Predator and Prey: A Conversation in Verse, written by Susannah Buhrman-Deever and illustrated by Bert Kitchen. Candlewick Studio, Penguin Random House. 2019. $24.99 ages 8 and up

"Today
you may have won
but there will be a time
when the first
hint
of me
will be
the feel
of my talons
as they strike
your fluttering ... "

Predator and prey both fight for survival. It is the way of the natural world. Predators must have food to live; prey want to avoid capture at all cost. The predator and prey presented as partners in this amazing book of poetry use their voices to defend themselves.

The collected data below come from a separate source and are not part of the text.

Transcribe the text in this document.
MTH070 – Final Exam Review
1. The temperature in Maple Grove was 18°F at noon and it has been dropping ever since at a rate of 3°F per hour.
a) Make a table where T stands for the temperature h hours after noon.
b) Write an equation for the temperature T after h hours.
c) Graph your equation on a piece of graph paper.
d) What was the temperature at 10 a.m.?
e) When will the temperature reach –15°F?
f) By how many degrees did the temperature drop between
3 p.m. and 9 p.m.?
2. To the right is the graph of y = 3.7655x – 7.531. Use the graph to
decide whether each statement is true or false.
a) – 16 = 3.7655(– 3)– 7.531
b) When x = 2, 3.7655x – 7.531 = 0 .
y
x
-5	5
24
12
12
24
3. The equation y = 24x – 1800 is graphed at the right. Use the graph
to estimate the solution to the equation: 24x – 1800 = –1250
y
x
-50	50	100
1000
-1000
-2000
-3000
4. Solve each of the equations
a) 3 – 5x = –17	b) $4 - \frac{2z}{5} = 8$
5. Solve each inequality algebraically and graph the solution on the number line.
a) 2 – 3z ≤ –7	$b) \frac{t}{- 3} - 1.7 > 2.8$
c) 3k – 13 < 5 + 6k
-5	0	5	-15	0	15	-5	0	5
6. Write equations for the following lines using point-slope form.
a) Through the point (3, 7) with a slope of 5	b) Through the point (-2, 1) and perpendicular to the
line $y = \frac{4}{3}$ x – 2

A poem for two voices opens the book - an assassin bug and spider both have what it takes to turn the table on the other. One or the other will come out the winner. They both proclaim to be hunter, and in unique voice express their own reason for an expected triumph. Bert Kitchen uses watercolor and gouache to bring the two to what could prove to be an impasse. They face off on a delicate, but intricate, web on the verso page that mirrors their conversation. The author adds an information box at the bottom of the recto to inform her readers:

"One species of assassin bug from Australia hunts spiders. Spiders "listen" to the movements of their webs to learn when prey has been caught. The assassin bug takes advantage of this. The bug plucks the silken threads of the spider's web with its front legs to mimic the movements a trapped insect would make. The spider goes in for the kill, but the assassin bug is the one to get the meal."

Conniving little beast!

Bats and frogs are next, pictured on a double page spread showing the bats scooping frogs from the water. Gatefolds open on both sides to reveal another poem for two voices, and an information box with three short paragraphs that describe the combative pair. Such encounters fill the pages, with Mr. Kitchen providing stunning art for each.

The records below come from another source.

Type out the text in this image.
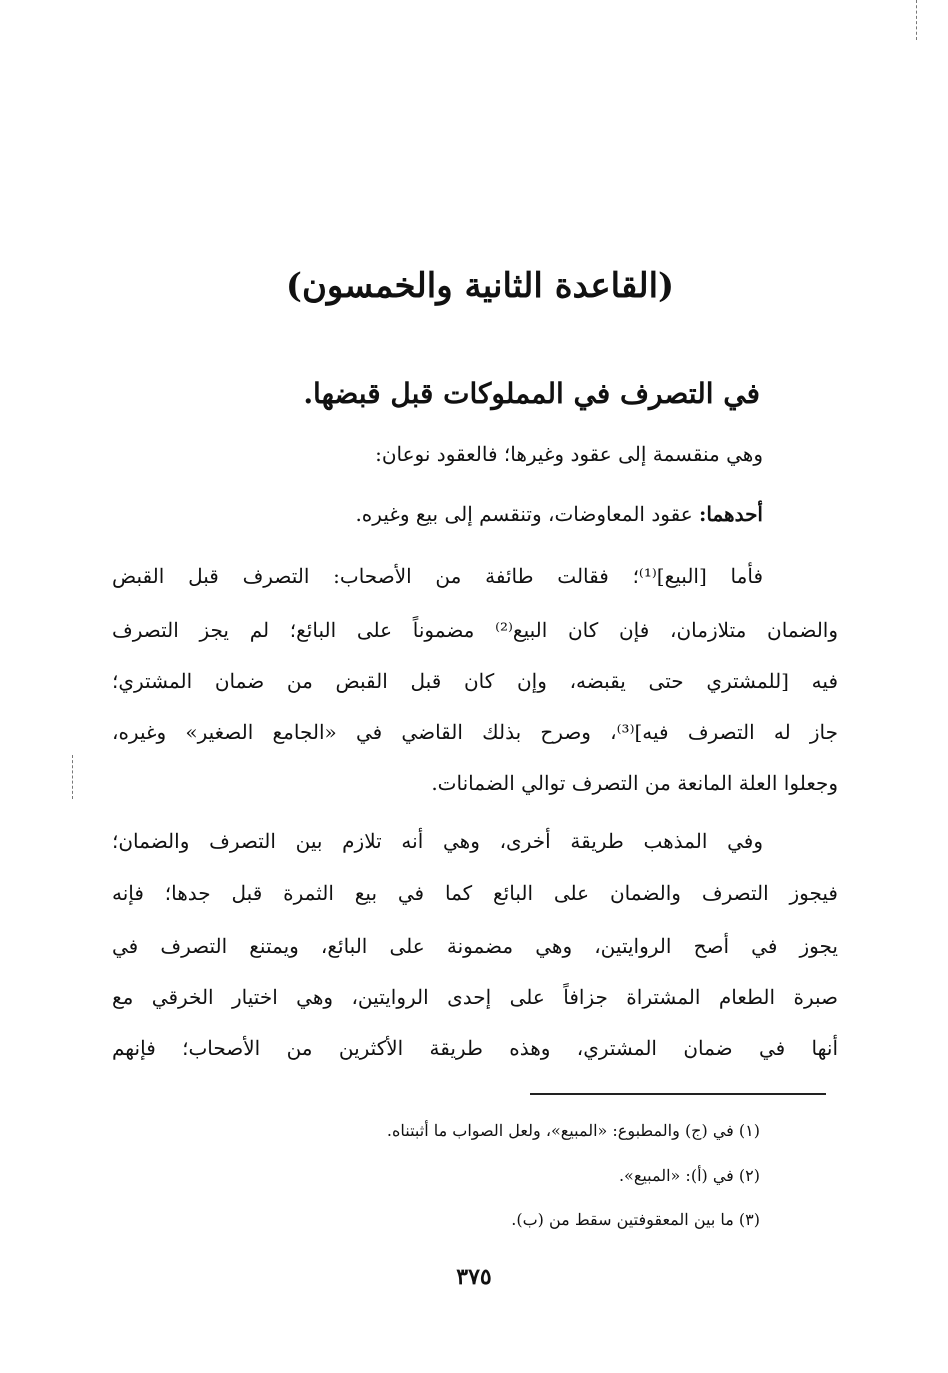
(القاعدة الثانية والخمسون)
في التصرف في المملوكات قبل قبضها.
وهي منقسمة إلى عقود وغيرها؛ فالعقود نوعان:
أحدهما: عقود المعاوضات، وتنقسم إلى بيع وغيره.
فأما [البيع]⁽¹⁾؛ فقالت طائفة من الأصحاب: التصرف قبل القبض
والضمان متلازمان، فإن كان البيع⁽²⁾ مضموناً على البائع؛ لم يجز التصرف
فيه [للمشتري حتى يقبضه، وإن كان قبل القبض من ضمان المشتري؛
جاز له التصرف فيه]⁽³⁾، وصرح بذلك القاضي في «الجامع الصغير» وغيره،
وجعلوا العلة المانعة من التصرف توالي الضمانات.
وفي المذهب طريقة أخرى، وهي أنه تلازم بين التصرف والضمان؛
فيجوز التصرف والضمان على البائع كما في بيع الثمرة قبل جدها؛ فإنه
يجوز في أصح الروايتين، وهي مضمونة على البائع، ويمتنع التصرف في
صبرة الطعام المشتراة جزافاً على إحدى الروايتين، وهي اختيار الخرقي مع
أنها في ضمان المشتري، وهذه طريقة الأكثرين من الأصحاب؛ فإنهم
(١) في (ج) والمطبوع: «المبيع»، ولعل الصواب ما أثبتناه.
(٢) في (أ): «المبيع».
(٣) ما بين المعقوفتين سقط من (ب).
٣٧٥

I really like the first person voice for each of the pairs, as it makes the battles more personal and
dramatic. Each of the paired prey-predator creatures give readers a sense of the unique skills they bring to the match.

Patience of a Snake

I am patient.                                 
I am primed.
I am coiled muscle,                HOT-TEMPERED 
expertly designed.                  SQUIRREL 
I am loaded spring
I am ...                                     I'm hot
               LIGHTNING!             and bothered.
                                                 I'm hot
                                                 under the collar.
                                                 I'm fur - rious
                                                 FURIOUS!
                                                 Flag waving.
                                                 I boldly scold:
                                                 "Hey, you! Get off my lawn!!"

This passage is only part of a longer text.